5 investor must-knows for renting out property
Category Newsletter: Lifestyle
In the current market, letting out a property can be a good option as rental demand remains strong, especially in the northern suburbs of Johannesburg.
This is according to Chris Renecle. However, he says there are five key points landlords should make sure are covered before marketing the property for rent and signing any lease agreements. These are:
1. Make sure your property is letteable
Before letting out a property, homeowners need to ensure that it is in good working order and that it will be appealing to prospective tenants.
“Think about the kind of tenant that would find your property suitable and what kind of tenant you want to attract. Focus on the features that would be important to them, like the garden or security systems, and make sure these are in top shape. Take care of the general things too, like ensuring the plumbing and electricity points all work. Things like leaky roofs, built-in appliances and cupboard doors should also be in good working order,” says Renecle.
2. Establish a good working relationship with a rental agent
There are unfortunately many unethical people who take advantage of landlords and loopholes in lease agreements. Renecle says the best way to avoid this is to contract the services of a reputable rental agent to help you through the process.
“A reputable agent will thoroughly scrutinise any prospective tenants’ applications, ensure that their credit record is in good standing and that their documentation is legitimate,” he explains. “These are things that a landlord is often unable to do when going it alone as they don’t have access to the systems and information that property companies do. Added to this, an agent can assist in collecting the monthly rental amount as well as assisting and or guiding the landlord in taking the necessary legal steps should payment not be forthcoming.”

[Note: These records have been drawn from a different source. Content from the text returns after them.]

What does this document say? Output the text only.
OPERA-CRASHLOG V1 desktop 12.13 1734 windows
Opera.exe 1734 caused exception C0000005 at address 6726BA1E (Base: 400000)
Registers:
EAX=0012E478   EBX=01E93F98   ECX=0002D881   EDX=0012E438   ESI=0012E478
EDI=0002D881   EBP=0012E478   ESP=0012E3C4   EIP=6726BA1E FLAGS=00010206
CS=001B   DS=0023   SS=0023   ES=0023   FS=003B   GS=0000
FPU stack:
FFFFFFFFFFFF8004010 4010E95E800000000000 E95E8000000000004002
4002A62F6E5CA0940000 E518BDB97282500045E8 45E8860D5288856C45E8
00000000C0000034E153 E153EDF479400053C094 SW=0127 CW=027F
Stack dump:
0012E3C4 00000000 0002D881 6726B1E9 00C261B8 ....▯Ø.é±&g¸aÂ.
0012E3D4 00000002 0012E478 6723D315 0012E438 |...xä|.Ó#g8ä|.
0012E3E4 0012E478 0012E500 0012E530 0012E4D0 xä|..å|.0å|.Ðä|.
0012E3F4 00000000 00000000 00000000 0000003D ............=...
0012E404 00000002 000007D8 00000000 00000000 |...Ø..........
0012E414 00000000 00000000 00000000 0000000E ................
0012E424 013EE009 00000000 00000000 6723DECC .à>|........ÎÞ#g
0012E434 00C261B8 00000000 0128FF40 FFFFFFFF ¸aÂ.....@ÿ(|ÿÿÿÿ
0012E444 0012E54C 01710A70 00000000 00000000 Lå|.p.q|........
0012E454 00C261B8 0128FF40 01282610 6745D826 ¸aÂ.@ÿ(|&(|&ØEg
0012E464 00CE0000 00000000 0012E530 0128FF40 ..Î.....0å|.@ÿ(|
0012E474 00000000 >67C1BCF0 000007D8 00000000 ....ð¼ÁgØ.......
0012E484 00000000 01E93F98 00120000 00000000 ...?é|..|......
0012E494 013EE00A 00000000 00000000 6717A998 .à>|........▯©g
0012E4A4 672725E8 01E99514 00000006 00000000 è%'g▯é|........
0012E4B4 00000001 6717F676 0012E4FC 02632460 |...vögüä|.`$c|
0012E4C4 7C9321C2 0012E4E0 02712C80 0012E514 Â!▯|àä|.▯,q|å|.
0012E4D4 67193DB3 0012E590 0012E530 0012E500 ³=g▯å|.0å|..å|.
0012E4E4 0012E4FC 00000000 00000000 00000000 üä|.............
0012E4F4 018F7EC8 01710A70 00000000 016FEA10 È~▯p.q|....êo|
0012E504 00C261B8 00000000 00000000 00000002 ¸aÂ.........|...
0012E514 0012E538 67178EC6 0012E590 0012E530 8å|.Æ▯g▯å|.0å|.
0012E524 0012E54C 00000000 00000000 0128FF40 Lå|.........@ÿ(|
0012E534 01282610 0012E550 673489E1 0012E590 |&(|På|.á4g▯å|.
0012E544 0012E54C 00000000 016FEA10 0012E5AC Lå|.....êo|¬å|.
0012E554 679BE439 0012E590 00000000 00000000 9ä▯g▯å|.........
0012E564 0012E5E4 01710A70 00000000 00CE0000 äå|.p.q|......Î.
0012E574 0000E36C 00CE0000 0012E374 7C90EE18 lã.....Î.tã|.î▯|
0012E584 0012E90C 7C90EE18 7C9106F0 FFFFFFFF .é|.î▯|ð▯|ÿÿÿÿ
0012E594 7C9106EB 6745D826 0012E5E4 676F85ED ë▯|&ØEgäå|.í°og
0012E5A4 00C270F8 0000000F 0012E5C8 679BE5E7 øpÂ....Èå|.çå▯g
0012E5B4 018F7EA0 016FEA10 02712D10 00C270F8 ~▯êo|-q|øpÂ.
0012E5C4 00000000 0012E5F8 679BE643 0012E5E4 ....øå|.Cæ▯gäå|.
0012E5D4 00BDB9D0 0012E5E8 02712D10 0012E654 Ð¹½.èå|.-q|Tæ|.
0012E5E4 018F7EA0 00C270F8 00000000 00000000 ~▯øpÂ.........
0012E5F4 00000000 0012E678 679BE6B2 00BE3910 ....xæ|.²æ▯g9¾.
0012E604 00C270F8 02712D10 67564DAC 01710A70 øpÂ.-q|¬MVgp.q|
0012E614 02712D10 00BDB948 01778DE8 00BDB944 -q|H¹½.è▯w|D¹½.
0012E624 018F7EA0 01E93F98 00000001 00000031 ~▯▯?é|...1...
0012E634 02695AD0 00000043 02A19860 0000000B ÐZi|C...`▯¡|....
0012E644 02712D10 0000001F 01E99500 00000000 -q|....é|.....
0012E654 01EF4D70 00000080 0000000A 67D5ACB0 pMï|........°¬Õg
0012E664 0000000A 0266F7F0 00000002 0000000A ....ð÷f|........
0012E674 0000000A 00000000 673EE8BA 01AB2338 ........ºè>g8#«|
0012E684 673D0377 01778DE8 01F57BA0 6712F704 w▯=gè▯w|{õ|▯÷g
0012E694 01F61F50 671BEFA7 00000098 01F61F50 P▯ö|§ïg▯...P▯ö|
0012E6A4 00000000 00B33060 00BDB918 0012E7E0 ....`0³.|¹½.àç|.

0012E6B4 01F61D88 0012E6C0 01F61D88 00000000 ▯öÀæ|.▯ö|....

3. Ensure you have a solid lease agreement
Without a solid lease agreement that clearly stipulates the responsibilities of both the tenant and the landlord, as well as clearly outlining the terms and conditions of the rental, the landlord is leaving himself or herself open to exploitation. A reputable rental agent will be able to provide a solid lease agreement that adequately protects both the tenant and the landlord.
“This is one of the most important aspects that a landlord must ensure is done properly. Free templates off the internet often do not legally cover all the potential areas that unscrupulous tenants can take advantage of,” says Renecle.
4. Budget and plan well so that maintenance and financial shortfalls are covered
Often renting out a property isn’t as simple as the money coming in covering the money that needs to be paid out. The profitability of a rental property also often depends largely on if there is a bond over the property and the levies/fees that need to be paid by the landlord.
Renecle explains that while electricity and water usage are covered by the tenant, as should be stated in the lease agreement, costs such as bond repayments, levies and rates are for the landlord’s account. Special levies, if implemented by a sectional title complex, are also not passed on to the tenant. This means that a landlord has to carefully work out if there will be a shortfall that he or she needs to cover between the rental being charged and costs that need to be covered. There are also other costs that landlords need to budget for around maintenance and repairs that may be required from time to time.
5. Ensure that your tax and accounting is taken care of
As a rental property is an investment, it needs to be declared as income on your annual tax return. Certain expenses from running your rental property can also be deducted off the income. There are also other tax implications to owning a rental property such as Capital Gains Tax, which is due should you decide to sell your property.
Renecle advises landlords to employ the services of experts to help them property manage the tax and accounting side of owning and operating a rental property or properties.